Okay, who started this?
In fact, the reason why products like Slack or Trello came into existence is because many of the productivity apps and platforms like Outlook, PowerPoint and SharePoint became unwieldy for the average worker who just wanted to get stuff done.
What people wanted was the ease and finesse of social media merged with the promise of collaborative tools like Google Docs.
What they got was Slack and a whole new generation of enterprise productivity players, all too keen to eat Microsoft’s lunch.
The popularity of Slack – a product created by CEO Stewart Butterfield and colleagues who needed a tool to communicate as they built other software products – was a response to the clutter caused by existing work tools like Office.
Last year at the Web Summit, the founder of Trello, Michael Pryor, told me that Trello was created as a tool for his team at Fog Creek to get a high-level perspective on what was happening with projects, steering away from the white-board mentality.
In keeping with this mentality, the founder and CEO of Wrike, Andrew Filev, predicted the death of email within 10 years.
In an open letter to Microsoft dripping with passive-aggressive sentiment, Butterfield pointed out that if Microsoft Teams wants to succeed, the software giant would need to make it open platform for other applications to flourish upon.
He said that more than 6m apps have been installed on Slack teams so far.
“We are deeply committed to making our customers’ experience of their existing tools even better, no matter who makes them,” Butterfield wrote.
“We know that playing nice with others isn’t exactly your MO, but if you can’t offer people an open platform that brings everything together into one place and makes their lives dramatically simpler, it’s just not going to work.”

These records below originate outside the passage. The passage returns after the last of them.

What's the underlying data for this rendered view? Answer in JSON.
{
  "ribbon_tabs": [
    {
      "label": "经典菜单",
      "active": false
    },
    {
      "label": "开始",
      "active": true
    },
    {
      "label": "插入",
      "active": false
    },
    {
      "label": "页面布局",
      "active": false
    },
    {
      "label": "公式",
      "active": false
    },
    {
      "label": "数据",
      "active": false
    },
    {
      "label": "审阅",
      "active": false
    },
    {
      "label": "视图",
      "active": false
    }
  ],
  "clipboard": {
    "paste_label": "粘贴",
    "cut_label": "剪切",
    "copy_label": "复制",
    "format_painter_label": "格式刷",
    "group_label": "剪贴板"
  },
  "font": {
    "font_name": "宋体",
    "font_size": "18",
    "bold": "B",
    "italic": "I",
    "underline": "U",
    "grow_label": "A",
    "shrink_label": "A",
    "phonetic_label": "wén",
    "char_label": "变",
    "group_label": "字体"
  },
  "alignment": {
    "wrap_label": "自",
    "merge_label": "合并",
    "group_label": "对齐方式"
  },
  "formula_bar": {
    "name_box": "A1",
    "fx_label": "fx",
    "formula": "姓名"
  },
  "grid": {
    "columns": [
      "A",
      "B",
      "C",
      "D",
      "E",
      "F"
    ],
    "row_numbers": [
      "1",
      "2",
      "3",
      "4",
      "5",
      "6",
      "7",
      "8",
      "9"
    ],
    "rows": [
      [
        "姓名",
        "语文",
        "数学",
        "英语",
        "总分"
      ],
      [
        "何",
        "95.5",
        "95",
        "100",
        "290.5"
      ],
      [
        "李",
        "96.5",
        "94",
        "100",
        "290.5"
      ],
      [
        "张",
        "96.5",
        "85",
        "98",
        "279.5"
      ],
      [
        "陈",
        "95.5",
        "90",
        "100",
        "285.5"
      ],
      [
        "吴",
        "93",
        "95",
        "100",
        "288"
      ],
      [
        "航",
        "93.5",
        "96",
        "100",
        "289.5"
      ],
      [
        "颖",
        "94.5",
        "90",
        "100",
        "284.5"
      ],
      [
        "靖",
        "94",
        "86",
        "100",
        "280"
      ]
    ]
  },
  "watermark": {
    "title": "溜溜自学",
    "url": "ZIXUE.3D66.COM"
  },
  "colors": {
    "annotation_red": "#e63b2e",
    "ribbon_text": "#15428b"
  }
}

And that’s just it. Can Microsoft make Teams a personal passion rather than another product category, or box it needs to tick to stay relevant?
Adopters of products like Slack have done so because on certain levels it spoke to their needs for cohesiveness, clarity and above all, communication. Something they could not enjoy on existing software products.
But ultimately, Slack’s openness and ease of connection to other apps and services made it the right bet.
Slack last week revealed it has 1.25m paying customers, a drop in the ocean compared to Microsoft’s vast user base.
But for Microsoft to make Teams really succeed against Slack, it needs to do listen to users and give them products that they want. This is something it failed to do with top-heavy, expensive and unwieldy Office products that gave rise to the need for alternatives like Slack, Trello and Wrike.
Above all, for Teams to work, it has to be a labour of love.
Butterfield is right about that at least.